Da cidade, não se pode dizer ser bonita. Mas é o melhor local das ilhas para observar o castiço da população local – e para esse efeito, o ponto privilegiado é o Maketi Fou, mercado diário de legumes.
  Por aqui passou – e aqui morreu –, Robert Stevenson, o escocês autor de “A ilha do Tesouro”, que veio à procura de bom clima que lhe curasse a tuberculose. A sua fantástica casa, talvez o edifício mais interessante das ilhas, fica a meia dúzia de quilómetros de Ápia e alberga actualmente a sua casa museu. É uma enorme casa colonial, em madeira, construída em 1890, com grandes varandas e jardins impecavelmente tratados.

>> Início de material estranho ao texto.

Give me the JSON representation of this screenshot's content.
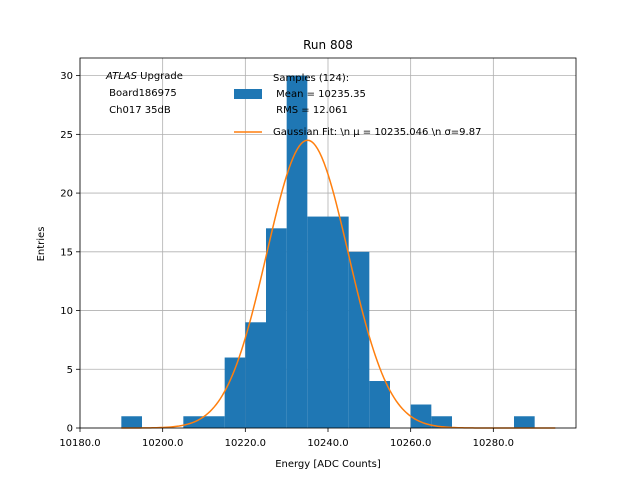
{
  "chart_data": {
    "type": "bar",
    "title": "Run 808",
    "xlabel": "Energy [ADC Counts]",
    "ylabel": "Entries",
    "xlim": [
      10180,
      10300
    ],
    "ylim": [
      0,
      31.5
    ],
    "grid": true,
    "x_ticks": [
      10180,
      10200,
      10220,
      10240,
      10260,
      10280
    ],
    "x_tick_labels": [
      "10180.0",
      "10200.0",
      "10220.0",
      "10240.0",
      "10260.0",
      "10280.0"
    ],
    "y_ticks": [
      0,
      5,
      10,
      15,
      20,
      25,
      30
    ],
    "y_tick_labels": [
      "0",
      "5",
      "10",
      "15",
      "20",
      "25",
      "30"
    ],
    "bin_width": 5,
    "bins": [
      {
        "x0": 10190,
        "count": 1
      },
      {
        "x0": 10205,
        "count": 1
      },
      {
        "x0": 10210,
        "count": 1
      },
      {
        "x0": 10215,
        "count": 6
      },
      {
        "x0": 10220,
        "count": 9
      },
      {
        "x0": 10225,
        "count": 17
      },
      {
        "x0": 10230,
        "count": 30
      },
      {
        "x0": 10235,
        "count": 18
      },
      {
        "x0": 10240,
        "count": 18
      },
      {
        "x0": 10245,
        "count": 15
      },
      {
        "x0": 10250,
        "count": 4
      },
      {
        "x0": 10260,
        "count": 2
      },
      {
        "x0": 10265,
        "count": 1
      },
      {
        "x0": 10285,
        "count": 1
      }
    ],
    "fit": {
      "mu": 10235.046,
      "sigma": 9.87,
      "amplitude": 24.5
    },
    "colors": {
      "histogram": "#1f77b4",
      "fit": "#ff7f0e",
      "grid": "#b0b0b0"
    },
    "annotation": {
      "italic": "ATLAS",
      "rest": " Upgrade",
      "line2": " Board186975",
      "line3": " Ch017 35dB"
    },
    "legend": {
      "placement": "top-right",
      "hist_lines": [
        "Samples (124):",
        " Mean = 10235.35",
        " RMS = 12.061"
      ],
      "fit_label": "Gaussian Fit: \\n μ = 10235.046 \\n σ=9.87"
    }
  }
}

  Além desta casa museu, a ilha de Upolu, onde fica Ápia, suscita interesse pelas cascatas naturais que vai tendo aqui e ali, sobretudo na época das chuvas, que corresponde ao inverno no hemisfério norte. De resto, o viajante gostou muito das praias. Sobretudo as do leste da ilha de Upolo, onde fica a capital. São soberbas as praias da zona de Aleipata – em particular as praias de Lalumanu e de Saleapaga. Ambas são aldeias pequenas e as suas praias parecem esquecidas. Correspondem ao protótipo da praia deserta – o viajante esteve lá sem que estivesse mais ninguém. Não havia hotéis nem qualquer outra estrutura de apoio. Aliás, em geral, a população local não vai à praia, apesar do fantástico clima – a temperatura do ar nunca baixa de 22 graus (é a mínima, durante a noite…) e raramente sobe dos 36, ao longo de todo o ano.

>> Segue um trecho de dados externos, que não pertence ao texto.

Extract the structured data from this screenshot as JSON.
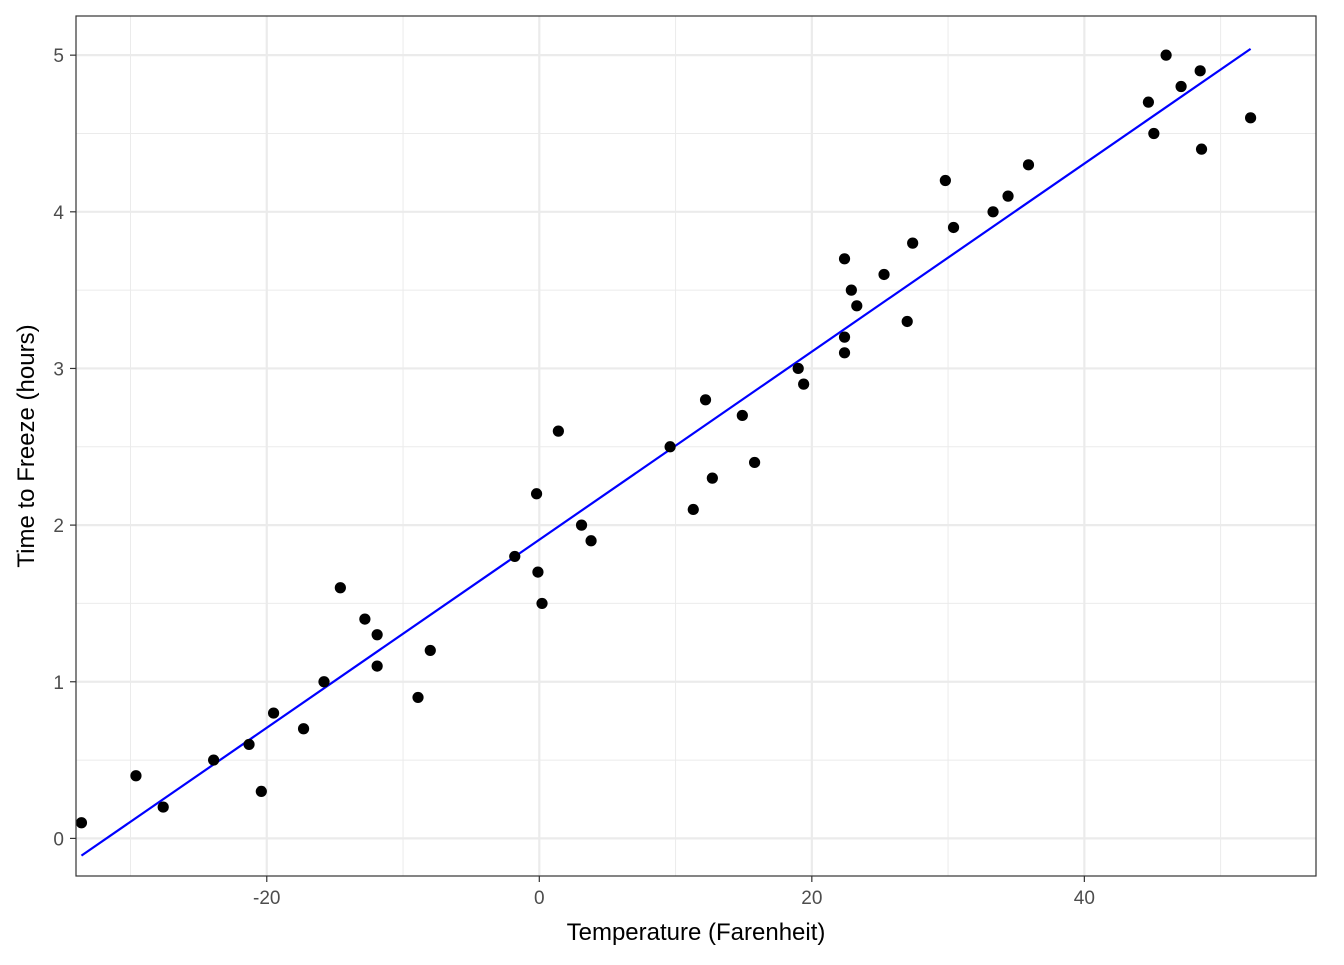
{
  "chart_data": {
    "type": "scatter",
    "title": "",
    "xlabel": "Temperature (Farenheit)",
    "ylabel": "Time to Freeze (hours)",
    "xlim": [
      -34,
      57
    ],
    "ylim": [
      -0.24,
      5.25
    ],
    "x_ticks": [
      -20,
      0,
      20,
      40
    ],
    "x_tick_labels": [
      "-20",
      "0",
      "20",
      "40"
    ],
    "x_minor_ticks": [
      -30,
      -10,
      10,
      30,
      50
    ],
    "y_ticks": [
      0,
      1,
      2,
      3,
      4,
      5
    ],
    "y_tick_labels": [
      "0",
      "1",
      "2",
      "3",
      "4",
      "5"
    ],
    "y_minor_ticks": [
      0.5,
      1.5,
      2.5,
      3.5,
      4.5
    ],
    "grid": true,
    "point_color": "#000000",
    "line_color": "#0000ff",
    "points": [
      {
        "x": -33.6,
        "y": 0.1
      },
      {
        "x": -29.6,
        "y": 0.4
      },
      {
        "x": -27.6,
        "y": 0.2
      },
      {
        "x": -23.9,
        "y": 0.5
      },
      {
        "x": -21.3,
        "y": 0.6
      },
      {
        "x": -20.4,
        "y": 0.3
      },
      {
        "x": -19.5,
        "y": 0.8
      },
      {
        "x": -17.3,
        "y": 0.7
      },
      {
        "x": -15.8,
        "y": 1.0
      },
      {
        "x": -14.6,
        "y": 1.6
      },
      {
        "x": -12.8,
        "y": 1.4
      },
      {
        "x": -11.9,
        "y": 1.3
      },
      {
        "x": -11.9,
        "y": 1.1
      },
      {
        "x": -8.9,
        "y": 0.9
      },
      {
        "x": -8.0,
        "y": 1.2
      },
      {
        "x": -1.8,
        "y": 1.8
      },
      {
        "x": -0.2,
        "y": 2.2
      },
      {
        "x": -0.1,
        "y": 1.7
      },
      {
        "x": 0.2,
        "y": 1.5
      },
      {
        "x": 1.4,
        "y": 2.6
      },
      {
        "x": 3.1,
        "y": 2.0
      },
      {
        "x": 3.8,
        "y": 1.9
      },
      {
        "x": 9.6,
        "y": 2.5
      },
      {
        "x": 11.3,
        "y": 2.1
      },
      {
        "x": 12.2,
        "y": 2.8
      },
      {
        "x": 12.7,
        "y": 2.3
      },
      {
        "x": 14.9,
        "y": 2.7
      },
      {
        "x": 15.8,
        "y": 2.4
      },
      {
        "x": 19.0,
        "y": 3.0
      },
      {
        "x": 19.4,
        "y": 2.9
      },
      {
        "x": 22.4,
        "y": 3.7
      },
      {
        "x": 22.4,
        "y": 3.2
      },
      {
        "x": 22.4,
        "y": 3.1
      },
      {
        "x": 22.9,
        "y": 3.5
      },
      {
        "x": 23.3,
        "y": 3.4
      },
      {
        "x": 25.3,
        "y": 3.6
      },
      {
        "x": 27.0,
        "y": 3.3
      },
      {
        "x": 27.4,
        "y": 3.8
      },
      {
        "x": 29.8,
        "y": 4.2
      },
      {
        "x": 30.4,
        "y": 3.9
      },
      {
        "x": 33.3,
        "y": 4.0
      },
      {
        "x": 34.4,
        "y": 4.1
      },
      {
        "x": 35.9,
        "y": 4.3
      },
      {
        "x": 44.7,
        "y": 4.7
      },
      {
        "x": 45.1,
        "y": 4.5
      },
      {
        "x": 46.0,
        "y": 5.0
      },
      {
        "x": 47.1,
        "y": 4.8
      },
      {
        "x": 48.5,
        "y": 4.9
      },
      {
        "x": 48.6,
        "y": 4.4
      },
      {
        "x": 52.2,
        "y": 4.6
      }
    ],
    "fit_line": {
      "x": [
        -33.6,
        52.2
      ],
      "y": [
        -0.11,
        5.04
      ]
    }
  }
}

  No norte da ilha de Upolu há menos praias, embora o mar seja muito tranquilo. Mas desde o tsunami de 2009 que todas elas têm sido guarnecidas com barreiras de pedra, de protecção. O mesmo se passa com uma boa parte da costa de Savaii, a outra ilha de Samoa, que é a maior delas. Apesar destas barreiras, na costa oriental de Savaii, uma que outra das praias ainda têm areia e permite banho.

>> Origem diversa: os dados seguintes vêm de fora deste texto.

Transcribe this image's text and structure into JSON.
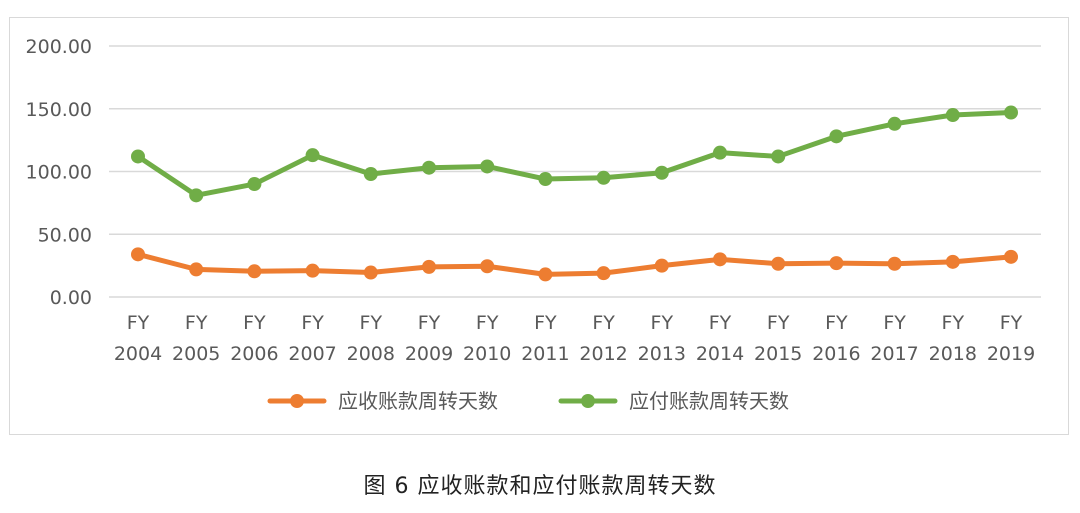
{
  "chart_data": {
    "type": "line",
    "categories": [
      "FY\n2004",
      "FY\n2005",
      "FY\n2006",
      "FY\n2007",
      "FY\n2008",
      "FY\n2009",
      "FY\n2010",
      "FY\n2011",
      "FY\n2012",
      "FY\n2013",
      "FY\n2014",
      "FY\n2015",
      "FY\n2016",
      "FY\n2017",
      "FY\n2018",
      "FY\n2019"
    ],
    "yticks": [
      "0.00",
      "50.00",
      "100.00",
      "150.00",
      "200.00"
    ],
    "ylim": [
      0,
      200
    ],
    "grid": true,
    "legend_position": "bottom",
    "series": [
      {
        "name": "应收账款周转天数",
        "color": "#ED7D31",
        "values": [
          34,
          22,
          20.5,
          21,
          19.5,
          24,
          24.5,
          18,
          19,
          25,
          30,
          26.5,
          27,
          26.5,
          28,
          32
        ]
      },
      {
        "name": "应付账款周转天数",
        "color": "#70AD47",
        "values": [
          112,
          81,
          90,
          113,
          98,
          103,
          104,
          94,
          95,
          99,
          115,
          112,
          128,
          138,
          145,
          147
        ]
      }
    ]
  },
  "caption": "图 6 应收账款和应付账款周转天数"
}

  Em Savaii, além de cascatas como em Upolu, há outros pontos interessantes de visita. Os locais conduziram o viajante para dois, em particular. Por um lado, para um fantástico campo de lava, que chega a ter 100 metros de espessura e fica em Saleaula, no norte da ilha. Foi o resultado de erupções do vulcão do Monte Matavanu, entre 1905 e 1911, que arrasaram uma boa parte da povoação. Por outro, para umas curiosas furnas, na falésia vulcânica da costa sul, perto de Taga a que chamam “blowholes”. É um fenómeno natural provocado pelo rebentamento das ondas, que entra em buracos no interior da falésia, onde existem galerias verticais. Quando o mar está forte, o rebentamento faz subir por estes algares a água da rebentação que, projectada, chega a atingir 30 metros! É um fenómeno curioso.
  A viagem de Portugal a Samoa é longa e cara. A melhor opção é chegar por via de Auckland, na Nova Zelândia, que por sua vez pode ser atingida em voos directos a partir de Londres. Contanto com as ligações, partindo de Lisboa, não será fácil fazer esta viagem em menos de dois dias.